9.5. WHAM
WHAM was originally developed by Ferrenberg and Swendsen [5,6] and is based on the use of multiple histograms generated from NVT simulation. A histogram is essentially a probability distribution of the total energy of the system.  In the multiple histogram technique, histograms at different parameters (viz., one histogram at a particular value of the specific parameter) are combined to form a single histogram. It has been employed in various investigations to determine the free energy across a range of parameters. For example, Kumar and co-workers [7] have applied WHAM to estimate the potential of mean force of the pseudo-rotation phase angle of the sugar ring in deoxyadenosine. It has also been implemented in many other investigations such as, estimating the energy landscape for ligand-protein binding energy [8] , to generate free energy profiles for the conformational transition of protein molecules [9] , to estimate surface tension by calculating surface free energy [10] , to calculate the chain elasticity and free energy profile for polyethylene chain [11] , etc. WHAM has also been used in combination with other simulation tools to extend the applicability of the tools to a wider parameter space. For example, Gallicchio and co-workers [12] combined replica exchange MD simulation with WHAM to estimate the potential of mean force for a peptide molecule. Chodera and Dill [13] have combined parallel tempering and simulated annealing with WHAM, to estimate the potential of mean force for alanine dipeptide in both, implicit and explicit solvent condition. Chen et al. [14] combined WHAM with aggregation-volume-biased Monte Carlo and adaptive umbrella sampling, to study the vapor-liquid water nucleation over the temperature range, 200K to 300K.

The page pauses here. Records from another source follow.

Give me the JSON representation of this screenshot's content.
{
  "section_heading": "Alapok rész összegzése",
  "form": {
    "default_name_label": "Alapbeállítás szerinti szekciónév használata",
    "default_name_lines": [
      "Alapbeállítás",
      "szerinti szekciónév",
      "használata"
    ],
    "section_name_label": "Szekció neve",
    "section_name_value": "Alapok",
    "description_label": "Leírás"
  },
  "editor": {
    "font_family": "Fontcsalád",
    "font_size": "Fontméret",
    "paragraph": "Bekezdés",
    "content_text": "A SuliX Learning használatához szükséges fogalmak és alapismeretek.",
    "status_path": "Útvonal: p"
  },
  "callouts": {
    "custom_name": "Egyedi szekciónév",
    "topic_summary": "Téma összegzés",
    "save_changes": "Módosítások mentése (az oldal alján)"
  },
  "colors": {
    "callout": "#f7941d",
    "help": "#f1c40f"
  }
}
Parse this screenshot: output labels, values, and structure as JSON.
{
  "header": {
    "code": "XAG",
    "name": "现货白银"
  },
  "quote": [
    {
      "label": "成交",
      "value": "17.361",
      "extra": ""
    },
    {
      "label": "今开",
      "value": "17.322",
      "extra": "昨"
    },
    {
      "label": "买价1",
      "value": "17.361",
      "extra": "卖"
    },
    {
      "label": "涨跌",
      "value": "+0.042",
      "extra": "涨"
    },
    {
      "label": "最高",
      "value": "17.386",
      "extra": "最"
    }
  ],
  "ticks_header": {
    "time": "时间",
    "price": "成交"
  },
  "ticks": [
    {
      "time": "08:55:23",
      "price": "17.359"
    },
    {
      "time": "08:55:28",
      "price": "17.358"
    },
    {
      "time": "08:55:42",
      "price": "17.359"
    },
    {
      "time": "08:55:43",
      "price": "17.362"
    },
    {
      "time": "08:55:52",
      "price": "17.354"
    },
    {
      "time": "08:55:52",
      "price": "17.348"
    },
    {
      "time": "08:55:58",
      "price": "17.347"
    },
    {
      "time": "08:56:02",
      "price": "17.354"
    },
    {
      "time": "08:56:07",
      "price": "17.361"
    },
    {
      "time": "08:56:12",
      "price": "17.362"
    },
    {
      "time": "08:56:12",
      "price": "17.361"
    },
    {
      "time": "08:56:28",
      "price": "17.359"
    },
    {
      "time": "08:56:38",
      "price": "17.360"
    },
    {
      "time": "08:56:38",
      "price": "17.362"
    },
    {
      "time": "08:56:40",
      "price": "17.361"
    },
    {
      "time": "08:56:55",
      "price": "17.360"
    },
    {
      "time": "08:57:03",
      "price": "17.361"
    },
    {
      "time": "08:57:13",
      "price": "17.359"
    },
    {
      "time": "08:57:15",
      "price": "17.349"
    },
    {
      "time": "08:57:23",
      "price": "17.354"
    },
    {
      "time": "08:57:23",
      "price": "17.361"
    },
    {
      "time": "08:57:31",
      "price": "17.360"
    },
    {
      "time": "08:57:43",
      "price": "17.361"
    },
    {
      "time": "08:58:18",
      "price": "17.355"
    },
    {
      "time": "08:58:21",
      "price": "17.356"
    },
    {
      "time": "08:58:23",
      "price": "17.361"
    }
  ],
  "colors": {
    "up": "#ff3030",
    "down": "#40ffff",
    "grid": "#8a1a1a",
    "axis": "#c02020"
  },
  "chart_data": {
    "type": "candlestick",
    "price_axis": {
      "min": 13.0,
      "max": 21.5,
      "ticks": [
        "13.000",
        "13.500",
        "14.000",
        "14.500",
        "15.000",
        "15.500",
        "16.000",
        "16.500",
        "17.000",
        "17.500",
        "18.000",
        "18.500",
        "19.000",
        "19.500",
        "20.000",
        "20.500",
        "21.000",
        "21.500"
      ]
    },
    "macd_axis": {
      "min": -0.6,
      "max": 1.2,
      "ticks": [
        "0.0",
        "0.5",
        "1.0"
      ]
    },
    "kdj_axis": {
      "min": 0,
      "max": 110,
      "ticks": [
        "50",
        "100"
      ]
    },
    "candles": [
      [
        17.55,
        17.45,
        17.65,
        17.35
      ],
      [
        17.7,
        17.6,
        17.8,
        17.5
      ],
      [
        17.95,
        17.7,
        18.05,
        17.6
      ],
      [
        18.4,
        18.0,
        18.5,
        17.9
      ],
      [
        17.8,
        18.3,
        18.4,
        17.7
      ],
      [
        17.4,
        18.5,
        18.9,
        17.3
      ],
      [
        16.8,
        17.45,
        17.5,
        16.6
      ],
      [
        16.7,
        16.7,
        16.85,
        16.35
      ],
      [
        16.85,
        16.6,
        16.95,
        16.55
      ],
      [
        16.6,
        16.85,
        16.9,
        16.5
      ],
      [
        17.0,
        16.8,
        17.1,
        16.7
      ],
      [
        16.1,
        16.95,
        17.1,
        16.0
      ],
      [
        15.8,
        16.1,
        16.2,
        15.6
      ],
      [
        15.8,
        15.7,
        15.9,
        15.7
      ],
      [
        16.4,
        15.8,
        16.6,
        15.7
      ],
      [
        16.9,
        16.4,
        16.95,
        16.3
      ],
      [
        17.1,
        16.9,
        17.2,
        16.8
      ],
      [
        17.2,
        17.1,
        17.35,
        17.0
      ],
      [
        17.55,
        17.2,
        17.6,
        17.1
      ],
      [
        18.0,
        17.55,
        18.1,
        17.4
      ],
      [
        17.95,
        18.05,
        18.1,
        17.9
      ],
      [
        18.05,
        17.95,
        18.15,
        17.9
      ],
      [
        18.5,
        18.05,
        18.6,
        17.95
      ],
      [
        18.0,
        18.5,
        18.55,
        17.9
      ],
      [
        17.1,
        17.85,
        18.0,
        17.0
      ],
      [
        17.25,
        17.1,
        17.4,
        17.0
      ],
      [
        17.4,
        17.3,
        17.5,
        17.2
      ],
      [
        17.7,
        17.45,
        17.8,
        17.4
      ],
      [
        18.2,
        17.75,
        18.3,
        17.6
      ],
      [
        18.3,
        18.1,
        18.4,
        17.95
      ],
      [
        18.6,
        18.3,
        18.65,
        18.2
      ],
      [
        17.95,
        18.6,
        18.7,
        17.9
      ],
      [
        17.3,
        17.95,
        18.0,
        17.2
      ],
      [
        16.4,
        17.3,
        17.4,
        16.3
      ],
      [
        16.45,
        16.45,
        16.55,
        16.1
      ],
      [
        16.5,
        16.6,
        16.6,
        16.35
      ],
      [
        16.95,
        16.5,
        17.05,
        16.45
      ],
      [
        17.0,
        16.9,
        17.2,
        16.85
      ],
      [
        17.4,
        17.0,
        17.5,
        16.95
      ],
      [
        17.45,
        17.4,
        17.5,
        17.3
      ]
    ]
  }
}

We now describe the principle of WHAM and explore the possibility of using WHAM to study crystal nucleation in a polymer melt. As already mentioned in the introduction, the sampling probability for energy states at the top of the nucleation barrier is very low and thus, reweighting by combining multiple histograms, improves the sampling probability of those conformations at the top of the barrier. From the combined histogram, we estimate the density of states (DOS), as described later in this section. Once we have the DOS, we can calculate any thermodynamic property of the system for a wide range of.parameters.